Au cours de l’exercice 2015-2016, le BLLAD a reçu sept demandes de révision de décision. Un cas a été jugé non admissible, puisque la demande a été présentée après le délai de 30 jours. Voici une fragmentation des résultats. Le terme « innovateur » renvoie aux entreprises qui déposent une présentation de drogue nouvelle, alors que « générique » renvoie aux entreprises qui fabriquent une version générique d’un médicament de marque.

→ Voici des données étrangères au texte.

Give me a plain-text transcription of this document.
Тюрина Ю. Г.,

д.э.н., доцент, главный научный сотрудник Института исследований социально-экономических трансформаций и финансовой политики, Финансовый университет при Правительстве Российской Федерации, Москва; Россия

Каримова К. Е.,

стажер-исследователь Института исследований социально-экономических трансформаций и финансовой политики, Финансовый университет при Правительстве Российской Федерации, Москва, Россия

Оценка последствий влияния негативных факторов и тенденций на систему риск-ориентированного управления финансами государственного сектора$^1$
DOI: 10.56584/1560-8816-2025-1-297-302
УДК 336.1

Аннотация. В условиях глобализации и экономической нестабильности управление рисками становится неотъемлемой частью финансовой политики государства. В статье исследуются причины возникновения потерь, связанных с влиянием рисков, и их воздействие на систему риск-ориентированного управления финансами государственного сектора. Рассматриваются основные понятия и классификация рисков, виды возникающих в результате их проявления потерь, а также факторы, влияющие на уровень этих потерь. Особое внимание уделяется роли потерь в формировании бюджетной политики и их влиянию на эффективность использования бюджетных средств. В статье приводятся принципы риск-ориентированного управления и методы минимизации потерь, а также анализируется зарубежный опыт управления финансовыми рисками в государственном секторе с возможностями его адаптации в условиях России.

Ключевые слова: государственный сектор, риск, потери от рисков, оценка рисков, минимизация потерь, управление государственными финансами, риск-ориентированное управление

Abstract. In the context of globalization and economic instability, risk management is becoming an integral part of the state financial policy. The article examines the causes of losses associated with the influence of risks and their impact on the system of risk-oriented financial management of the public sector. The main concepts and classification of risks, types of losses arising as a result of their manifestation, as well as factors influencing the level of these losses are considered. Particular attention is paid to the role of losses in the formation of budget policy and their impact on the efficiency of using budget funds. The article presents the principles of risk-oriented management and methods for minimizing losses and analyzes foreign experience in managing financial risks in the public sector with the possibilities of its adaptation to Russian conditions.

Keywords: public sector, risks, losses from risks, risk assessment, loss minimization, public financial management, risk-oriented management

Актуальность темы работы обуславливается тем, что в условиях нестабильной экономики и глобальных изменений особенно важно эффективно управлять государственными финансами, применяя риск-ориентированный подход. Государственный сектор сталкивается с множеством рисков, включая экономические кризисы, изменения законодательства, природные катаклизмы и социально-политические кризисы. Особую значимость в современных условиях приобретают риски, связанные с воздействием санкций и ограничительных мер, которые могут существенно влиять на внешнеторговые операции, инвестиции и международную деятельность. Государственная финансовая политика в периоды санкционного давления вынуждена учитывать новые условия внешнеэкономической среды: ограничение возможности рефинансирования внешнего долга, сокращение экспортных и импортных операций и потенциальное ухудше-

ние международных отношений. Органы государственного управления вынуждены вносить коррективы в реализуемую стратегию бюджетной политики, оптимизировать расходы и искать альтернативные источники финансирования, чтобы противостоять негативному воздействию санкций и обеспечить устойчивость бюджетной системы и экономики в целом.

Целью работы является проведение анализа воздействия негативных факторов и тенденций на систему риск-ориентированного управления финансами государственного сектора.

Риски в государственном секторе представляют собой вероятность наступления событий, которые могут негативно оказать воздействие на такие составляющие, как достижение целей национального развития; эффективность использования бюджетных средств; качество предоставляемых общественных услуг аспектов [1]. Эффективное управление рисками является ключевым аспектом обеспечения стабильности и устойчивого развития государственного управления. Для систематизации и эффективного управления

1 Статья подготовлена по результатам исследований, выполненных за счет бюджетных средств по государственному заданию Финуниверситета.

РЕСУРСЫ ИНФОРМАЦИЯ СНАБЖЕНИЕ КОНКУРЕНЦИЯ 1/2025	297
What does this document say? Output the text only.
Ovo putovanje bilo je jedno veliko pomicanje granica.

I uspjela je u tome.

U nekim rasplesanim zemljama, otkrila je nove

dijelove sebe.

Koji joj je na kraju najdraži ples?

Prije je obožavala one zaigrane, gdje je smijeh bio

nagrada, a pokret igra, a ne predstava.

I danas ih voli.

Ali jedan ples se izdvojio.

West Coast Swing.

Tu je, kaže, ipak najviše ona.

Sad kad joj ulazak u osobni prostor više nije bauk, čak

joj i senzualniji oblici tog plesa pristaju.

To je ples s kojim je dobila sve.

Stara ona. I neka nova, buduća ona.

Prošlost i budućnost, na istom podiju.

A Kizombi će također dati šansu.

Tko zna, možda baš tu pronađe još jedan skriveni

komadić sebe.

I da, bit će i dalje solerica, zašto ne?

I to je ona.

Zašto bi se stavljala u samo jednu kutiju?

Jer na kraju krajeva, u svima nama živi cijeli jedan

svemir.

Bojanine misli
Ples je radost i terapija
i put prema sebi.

Figure 1 – Processus de révision des décisions
  Examen interne Banc de révision
  Décision d’origine maintenue Décision d’origine modifiée et acheminée aux fins de révision Décision d’origine maintenue Décision d’origine  modifiée et acheminée aux fins de révision
Innovateur s.o s.o 2 1
Générique 2 1 s.o s.o
Total 2 1 2 1

Évaluation et rétroaction sur les changements

Dans le cadre de son engagement à l’égard de l’amélioration continue, le BLLAD a demandé à tous les participants au processus de révision des décisions de formuler une rétroaction. Les questionnaires d’évaluation ont été envoyés immédiatement après la réunion sur les révisions de décisions avant que la décision finale soit émise. Quinze réponses ont été reçues. Le tableau ci-dessous présente une partie de la rétroaction reçue (les réponses possibles étaient 1 = Fortement en désaccord, 2 = En désaccord, 3 = D’accord, 4 = Fortement d’accord).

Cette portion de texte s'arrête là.